Delphi walked around the edge of the gymnasium, waiting for her father to come out. Of course, she wasn’t allowed to go in, not that she wanted to. She didn’t really understand what was so good about it. She’d asked questions about the place of course.
Delphi asked a lot of questions, most often to her dad. One of her favourite ones was: why doesn’t everyone else ask a lot of questions?
Delphi looked around at the trees, and the birds, and the road, and the sky. There was so much that was mysterious about the world. Why do birds go quiet in the winter? How many legs has a cockroach got? Why do tortoises have a shell? What are the grey-reddish rocks called? Are they the same as the white rocks? Why are there rocks? Why won’t you answer my questions about rocks? Why are you ignoring me?
Yes, there were a lot of questions about the world and, if her dad was anything to go by, surprisingly few answers.
If you got an answer at all to these questions, it would usually be one of two responses. Firstly, there would be a long and complicated answers involving the gods, heroes and other things which certainly explained some things, and sometimes made a good story, but didn’t really answer your question. Or, you’d be told to shut up.

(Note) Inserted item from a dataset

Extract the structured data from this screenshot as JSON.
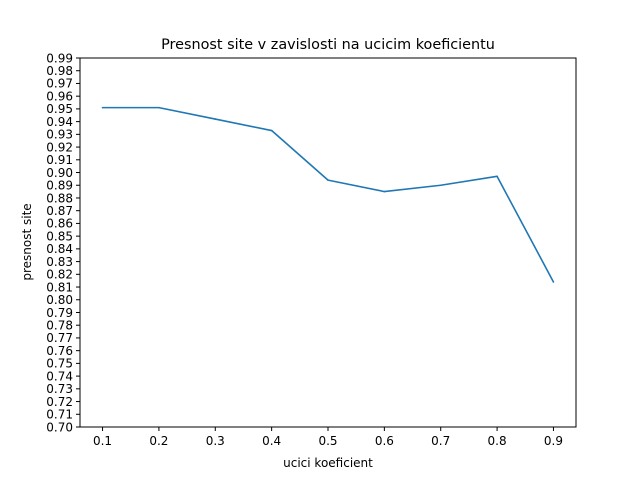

This all seemed very unsatisfactory to Delphi. Apparently, some people – some of the philosophers – did have some answers to this kind of thing, but they were answers like ‘everything is fire’ or ‘everything changes’, and didn’t really help at all.
Someone needed to sort it all out, thought Delphi. But they probably won’t. The men were all too busy exercising naked in the gymnasium. Weirdos.
Lyceum: Fact box
The school at the Lyceum was founded by a philosopher called Aristotle. He had been taught by Plato at his Academy and is said to be the third great ancient Greek philosopher, along with Plato and Socrates.
The Lyceum was surrounded by parks where the philosophers would walk and discuss ideas. In fact, the philosophers walked so much that it became an essential part of philosophy for Aristotle’s school. The next time you have a good discussion while taking a walk, you can think that Aristotle was doing the same thing two thousand years ago!
Aristotle was alive much later than Socrates, and so for Delphi, the Lyceum was just a gymnasium – a Greek word literally meaning a place where you exercise naked! The Greeks believed having a healthy body was a sign of having a complete personality – that if you had a healthy body then you had a healthy mind and soul. Favourite sports included boxing and wrestling, so it’s not hard to imagine why women weren’t allowed in!
Aristotle wasn’t from Athens – he was born in Stagira in Northern Greece and came to Athens to study at Plato’s Academy.
Aristotle developed a different approach to philosophy than Plato, and he was interested in a huge range of subjects including science, mathematics and politics. It was Aristotle who defined many ‘subjects’ that we still use today – such as physics, biology and geology. Aristotle was interested in everything, and he influenced science and philosophy for the next two thousand years across the world.
He also had ideas about how to live a good life, like Socrates did. However he thought the important thing was to develop ‘virtues’, positive aspects of yourself that shouldn’t dominate your personality too far one way or the other. He also wrote about friendships and how to be happy.
He was also said to be the teacher of Alexander the Great – the great general who conquered most of the known world. This took Greek culture and philosophy across the world, and Aristotle’s philosophy with it. This meant that Aristotle’s ideas became very important in Islamic and Christian thought over the next thousand years.